Goで小さな道具を書くとき、私は機能より先に最後の配り方を想像します。自分のPCで動くだけなら何でもいいのですが、別のWindowsマシンへ渡す段になると、話が急に現実的になります。zipを置いて終わりにしたいですし、変な前提条件は増やしたくありません。
以前、Windows向けの小さなGo製CLIを人に渡したとき、こちらでは普通に動いたのに、相手のPCでは起動しませんでした。原因は大げさなものではなくて、CGOを有効にしたままビルドしていたことでした。あの手のつまずき方は、一度やると忘れません。それ以来、配布前にCGO_ENABLED=0をまず疑うようになりました。
軽くなるのはサイズではなく前提
CGOを切ると、毎回ファイルサイズが劇的に減るわけではありません。そこを期待すると少し肩透かしです。今回、os/user を使うだけの短いプログラムで見比べると、CGOありのバイナリは 2,330,683 バイト、CGOなしは 2,373,476 バイトでした。むしろ少しだけ大きくなっています。
それでも私がCGOを切りたくなるのは、軽くなる場所が別だからです。バイナリそのものではなく、起動に必要な前提が減ります。配布で怖いのは、数十KBの差ではありません。渡した先の環境に、こちらが勝手に期待してしまうことです。
何が変わるのか
試したコードはこれです。
package main
import (
"fmt"
"os/user"
)
func main() {
u, err := user.Current()
if err != nil {
fmt.Println("user lookup failed:", err)
return
}
fmt.Println("hello", u.Username)
}
ビルドはこうしました。
CGO_ENABLED=1 go build -o app-cgo main.go
CGO_ENABLED=0 go build -o app-nocgo main.go
Linux上で file と ldd を見ると、差はかなりはっきり出ます。
$ file app-cgo
ELF 64-bit LSB executable, x86-64, dynamically linked
$ ldd app-cgo
libc.so.6 => /lib64/libc.so.6
$ file app-nocgo
ELF 64-bit LSB executable, x86-64, statically linked
$ ldd app-nocgo
動的実行ファイルではありません
この結果を見ると、気分の問題ではなく、本当に依存の形が変わっています。CGOありのほうは libc を見に行きます。CGOなしのほうは、少なくともこの程度のコードなら単体で閉じます。私はこういう差をかなり信用します。説明のうまさより、ldd の一行のほうが話が早いです。
単体バイナリの雑な強さ
単体バイナリが好きなのは、上品だからではありません。雑に扱えるからです。フォルダへ置けますし、消せますし、別のPCへそのまま投げることもできます。そういう動きが素直にできます。インストーラーの気配を読まなくてよくなるだけで、かなり気が楽になります。

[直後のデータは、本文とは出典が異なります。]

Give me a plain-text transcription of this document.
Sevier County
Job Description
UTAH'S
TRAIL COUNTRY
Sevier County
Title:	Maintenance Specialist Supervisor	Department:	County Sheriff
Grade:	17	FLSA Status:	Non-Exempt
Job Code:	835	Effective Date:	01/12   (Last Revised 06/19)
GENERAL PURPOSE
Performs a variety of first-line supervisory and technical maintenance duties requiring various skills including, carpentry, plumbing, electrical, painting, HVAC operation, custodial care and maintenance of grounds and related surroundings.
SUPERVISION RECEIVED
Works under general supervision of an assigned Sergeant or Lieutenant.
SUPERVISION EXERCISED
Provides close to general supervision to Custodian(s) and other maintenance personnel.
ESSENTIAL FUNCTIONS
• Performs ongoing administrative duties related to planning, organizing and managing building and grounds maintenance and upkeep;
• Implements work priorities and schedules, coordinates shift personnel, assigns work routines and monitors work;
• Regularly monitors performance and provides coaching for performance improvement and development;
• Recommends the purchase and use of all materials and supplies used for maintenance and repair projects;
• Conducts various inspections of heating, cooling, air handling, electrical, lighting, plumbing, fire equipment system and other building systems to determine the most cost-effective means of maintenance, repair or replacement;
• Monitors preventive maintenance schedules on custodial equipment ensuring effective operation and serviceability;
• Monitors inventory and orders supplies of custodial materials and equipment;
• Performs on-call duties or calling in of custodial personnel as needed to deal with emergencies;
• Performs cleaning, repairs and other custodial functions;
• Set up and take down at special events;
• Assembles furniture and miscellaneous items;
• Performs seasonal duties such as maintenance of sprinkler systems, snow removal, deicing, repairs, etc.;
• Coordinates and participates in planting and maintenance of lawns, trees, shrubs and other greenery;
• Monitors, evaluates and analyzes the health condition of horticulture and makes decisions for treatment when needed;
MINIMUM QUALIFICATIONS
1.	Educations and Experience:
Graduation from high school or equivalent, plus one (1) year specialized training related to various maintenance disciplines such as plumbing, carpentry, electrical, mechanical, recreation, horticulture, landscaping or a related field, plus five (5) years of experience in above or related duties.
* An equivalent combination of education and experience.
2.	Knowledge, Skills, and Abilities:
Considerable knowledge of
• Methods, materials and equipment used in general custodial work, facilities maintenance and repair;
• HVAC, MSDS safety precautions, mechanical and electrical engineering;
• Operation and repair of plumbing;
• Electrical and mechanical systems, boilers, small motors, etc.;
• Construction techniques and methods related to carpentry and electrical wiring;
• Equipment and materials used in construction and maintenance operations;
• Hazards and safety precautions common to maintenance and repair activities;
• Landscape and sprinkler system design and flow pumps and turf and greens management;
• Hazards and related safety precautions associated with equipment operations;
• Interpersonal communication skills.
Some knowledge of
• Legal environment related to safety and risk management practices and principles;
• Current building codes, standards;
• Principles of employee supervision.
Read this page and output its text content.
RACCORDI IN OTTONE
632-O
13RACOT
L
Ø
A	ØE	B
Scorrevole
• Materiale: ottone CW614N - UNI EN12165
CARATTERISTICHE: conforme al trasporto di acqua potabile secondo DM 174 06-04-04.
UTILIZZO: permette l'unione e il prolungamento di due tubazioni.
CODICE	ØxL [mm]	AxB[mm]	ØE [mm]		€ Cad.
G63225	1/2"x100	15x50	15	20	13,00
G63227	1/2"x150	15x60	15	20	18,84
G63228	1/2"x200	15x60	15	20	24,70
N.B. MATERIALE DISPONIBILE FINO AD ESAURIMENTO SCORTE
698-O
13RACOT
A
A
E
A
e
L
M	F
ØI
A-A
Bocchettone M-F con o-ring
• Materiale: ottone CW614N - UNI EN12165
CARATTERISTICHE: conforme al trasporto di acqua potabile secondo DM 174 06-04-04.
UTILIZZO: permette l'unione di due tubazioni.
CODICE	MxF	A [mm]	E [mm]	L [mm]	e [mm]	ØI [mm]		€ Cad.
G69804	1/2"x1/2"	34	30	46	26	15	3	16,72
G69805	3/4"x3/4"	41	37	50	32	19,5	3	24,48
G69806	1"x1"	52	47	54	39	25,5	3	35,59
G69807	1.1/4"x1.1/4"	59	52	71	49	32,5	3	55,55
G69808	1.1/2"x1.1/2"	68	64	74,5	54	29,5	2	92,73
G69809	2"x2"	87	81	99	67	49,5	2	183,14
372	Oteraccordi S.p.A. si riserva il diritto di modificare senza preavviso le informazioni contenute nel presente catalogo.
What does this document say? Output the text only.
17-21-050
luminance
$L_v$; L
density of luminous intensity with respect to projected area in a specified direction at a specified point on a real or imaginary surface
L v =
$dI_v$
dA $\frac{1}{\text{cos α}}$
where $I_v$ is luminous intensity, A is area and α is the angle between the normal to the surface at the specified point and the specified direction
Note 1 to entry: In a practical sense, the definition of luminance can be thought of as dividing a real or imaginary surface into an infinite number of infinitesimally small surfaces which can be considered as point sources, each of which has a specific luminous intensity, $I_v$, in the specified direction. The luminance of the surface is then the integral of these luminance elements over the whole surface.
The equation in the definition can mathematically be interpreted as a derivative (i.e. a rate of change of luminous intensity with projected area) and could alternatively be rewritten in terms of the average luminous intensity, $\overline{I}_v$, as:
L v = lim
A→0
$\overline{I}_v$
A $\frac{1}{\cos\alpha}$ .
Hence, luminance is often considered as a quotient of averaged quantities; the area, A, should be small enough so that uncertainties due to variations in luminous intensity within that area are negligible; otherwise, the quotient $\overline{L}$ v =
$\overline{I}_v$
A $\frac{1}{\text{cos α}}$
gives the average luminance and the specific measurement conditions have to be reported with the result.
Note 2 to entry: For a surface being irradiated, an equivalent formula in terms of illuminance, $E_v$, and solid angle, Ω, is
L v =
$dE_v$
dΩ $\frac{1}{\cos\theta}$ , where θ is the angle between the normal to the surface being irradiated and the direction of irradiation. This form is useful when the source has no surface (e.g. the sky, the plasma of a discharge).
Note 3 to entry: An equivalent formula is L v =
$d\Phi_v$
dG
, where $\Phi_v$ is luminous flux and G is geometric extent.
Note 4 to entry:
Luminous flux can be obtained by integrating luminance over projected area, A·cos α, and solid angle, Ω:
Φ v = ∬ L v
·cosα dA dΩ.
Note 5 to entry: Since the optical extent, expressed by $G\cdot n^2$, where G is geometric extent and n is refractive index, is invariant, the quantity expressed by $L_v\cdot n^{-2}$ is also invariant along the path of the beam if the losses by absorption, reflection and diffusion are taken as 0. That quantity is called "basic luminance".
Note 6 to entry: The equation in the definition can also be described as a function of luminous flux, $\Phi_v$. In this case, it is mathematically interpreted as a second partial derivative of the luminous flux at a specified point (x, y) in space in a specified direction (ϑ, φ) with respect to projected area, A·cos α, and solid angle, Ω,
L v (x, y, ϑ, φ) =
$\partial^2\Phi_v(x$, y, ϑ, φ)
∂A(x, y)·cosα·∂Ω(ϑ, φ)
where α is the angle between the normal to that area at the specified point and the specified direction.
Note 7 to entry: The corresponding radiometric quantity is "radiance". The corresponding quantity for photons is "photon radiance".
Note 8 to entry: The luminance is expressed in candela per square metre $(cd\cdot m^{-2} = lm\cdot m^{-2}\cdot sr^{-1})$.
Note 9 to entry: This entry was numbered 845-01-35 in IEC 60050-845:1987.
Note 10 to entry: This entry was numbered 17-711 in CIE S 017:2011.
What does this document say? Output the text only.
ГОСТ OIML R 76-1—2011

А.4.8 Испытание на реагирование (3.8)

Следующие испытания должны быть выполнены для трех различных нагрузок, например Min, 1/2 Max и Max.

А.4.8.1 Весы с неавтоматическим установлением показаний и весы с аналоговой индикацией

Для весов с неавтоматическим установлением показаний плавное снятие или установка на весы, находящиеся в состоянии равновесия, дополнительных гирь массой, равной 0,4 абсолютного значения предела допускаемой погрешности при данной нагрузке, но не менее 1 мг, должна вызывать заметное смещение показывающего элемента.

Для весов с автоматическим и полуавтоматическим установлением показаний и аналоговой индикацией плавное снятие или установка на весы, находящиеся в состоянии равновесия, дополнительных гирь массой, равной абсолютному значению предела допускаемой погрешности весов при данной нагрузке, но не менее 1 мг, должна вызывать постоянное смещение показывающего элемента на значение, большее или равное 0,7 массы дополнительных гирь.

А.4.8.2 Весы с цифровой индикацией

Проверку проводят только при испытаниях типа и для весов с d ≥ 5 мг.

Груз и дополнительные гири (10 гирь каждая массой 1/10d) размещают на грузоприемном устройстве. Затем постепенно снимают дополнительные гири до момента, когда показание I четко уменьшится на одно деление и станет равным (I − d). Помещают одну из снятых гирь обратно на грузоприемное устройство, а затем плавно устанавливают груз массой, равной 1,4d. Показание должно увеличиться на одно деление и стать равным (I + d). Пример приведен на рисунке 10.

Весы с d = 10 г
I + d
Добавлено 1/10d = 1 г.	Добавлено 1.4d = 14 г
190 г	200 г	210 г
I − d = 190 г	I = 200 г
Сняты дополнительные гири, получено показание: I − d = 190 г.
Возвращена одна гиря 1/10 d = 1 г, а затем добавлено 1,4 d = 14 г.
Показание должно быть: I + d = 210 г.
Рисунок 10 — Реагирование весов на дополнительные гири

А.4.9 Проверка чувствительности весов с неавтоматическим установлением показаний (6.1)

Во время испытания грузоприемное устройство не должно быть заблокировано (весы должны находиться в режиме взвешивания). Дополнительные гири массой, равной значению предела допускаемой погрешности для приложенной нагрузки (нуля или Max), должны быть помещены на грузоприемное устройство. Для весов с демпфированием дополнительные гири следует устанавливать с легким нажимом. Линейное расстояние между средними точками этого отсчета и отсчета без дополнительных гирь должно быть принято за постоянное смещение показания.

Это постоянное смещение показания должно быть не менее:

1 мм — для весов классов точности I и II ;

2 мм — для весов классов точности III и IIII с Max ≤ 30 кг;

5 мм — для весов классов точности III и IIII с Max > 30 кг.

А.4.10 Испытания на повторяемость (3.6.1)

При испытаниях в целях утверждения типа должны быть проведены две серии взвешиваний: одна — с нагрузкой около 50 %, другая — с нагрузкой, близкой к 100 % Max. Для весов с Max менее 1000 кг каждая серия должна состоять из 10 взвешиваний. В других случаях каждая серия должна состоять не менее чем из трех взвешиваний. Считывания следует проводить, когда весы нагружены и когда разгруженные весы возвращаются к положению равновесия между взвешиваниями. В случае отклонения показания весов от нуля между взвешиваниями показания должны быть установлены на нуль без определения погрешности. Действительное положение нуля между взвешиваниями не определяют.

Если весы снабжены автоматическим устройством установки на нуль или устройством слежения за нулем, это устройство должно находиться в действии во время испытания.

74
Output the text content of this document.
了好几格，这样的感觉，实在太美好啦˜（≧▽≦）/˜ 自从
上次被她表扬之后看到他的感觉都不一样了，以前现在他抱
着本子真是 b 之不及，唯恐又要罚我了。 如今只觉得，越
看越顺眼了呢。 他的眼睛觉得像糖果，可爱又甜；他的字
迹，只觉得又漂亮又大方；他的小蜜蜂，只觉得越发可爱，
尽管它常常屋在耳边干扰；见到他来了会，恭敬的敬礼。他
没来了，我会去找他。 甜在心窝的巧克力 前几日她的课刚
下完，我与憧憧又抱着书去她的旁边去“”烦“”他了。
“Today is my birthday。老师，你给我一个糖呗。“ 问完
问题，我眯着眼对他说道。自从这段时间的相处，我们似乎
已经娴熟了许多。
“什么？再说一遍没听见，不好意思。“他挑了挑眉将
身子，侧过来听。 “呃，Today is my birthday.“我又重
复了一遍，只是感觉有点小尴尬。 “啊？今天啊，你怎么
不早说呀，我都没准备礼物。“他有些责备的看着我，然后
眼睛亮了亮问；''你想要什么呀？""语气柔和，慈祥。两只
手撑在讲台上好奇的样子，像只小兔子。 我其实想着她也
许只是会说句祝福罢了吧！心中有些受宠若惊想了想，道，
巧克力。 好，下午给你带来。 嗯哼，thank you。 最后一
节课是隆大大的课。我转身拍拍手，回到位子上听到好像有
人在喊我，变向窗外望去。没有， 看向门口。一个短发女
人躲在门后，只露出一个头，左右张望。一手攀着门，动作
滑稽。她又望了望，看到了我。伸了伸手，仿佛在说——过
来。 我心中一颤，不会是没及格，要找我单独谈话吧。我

メインPCがWindowsだと、この感覚はわりと切実です。便利な道具ほど、あとで静かに常駐したり、アンインストール後に何かを残したりします。だから私は、配る側に回るときも余計なものを背負わせたくありません。Goのよさは、そういう小さな潔癖さと相性がいいところだと思います。
もちろん、何でもCGOなしで済むわけではありません。Cライブラリに触るなら必要になりますし、SQLiteまわりでも選ぶパッケージ次第では普通に入ってきます。そこは割り切るしかありません。ただ、標準ライブラリで足りる小さな道具まで重くする理由も、あまり感じません。
まず疑う場所がひとつ減る
不具合が出たとき、疑う場所は少ないほうが助かります。コードが悪いのか、入出力が悪いのか、配布物の作りが悪いのかを先に切り分けたいです。その切り分けが先にできるだけでも、頭が散りません。そこへさらに共有ライブラリの都合まで混ざると、急に面倒になります。AIにボイラープレートを書かせる時代でも、この手の面倒だけは消えません。むしろ最後に人間が引き取る種類の面倒です。
だから私は、Goで小さなCLIを書くときほどCGOを切りたくなります。最適化の話というより、態度の話です。自分のPCで確かめたものを、そのまま渡しやすい形へ寄せておきたいです。Goが現代のC言語に見える瞬間は、たぶんこういう地味なところにあります。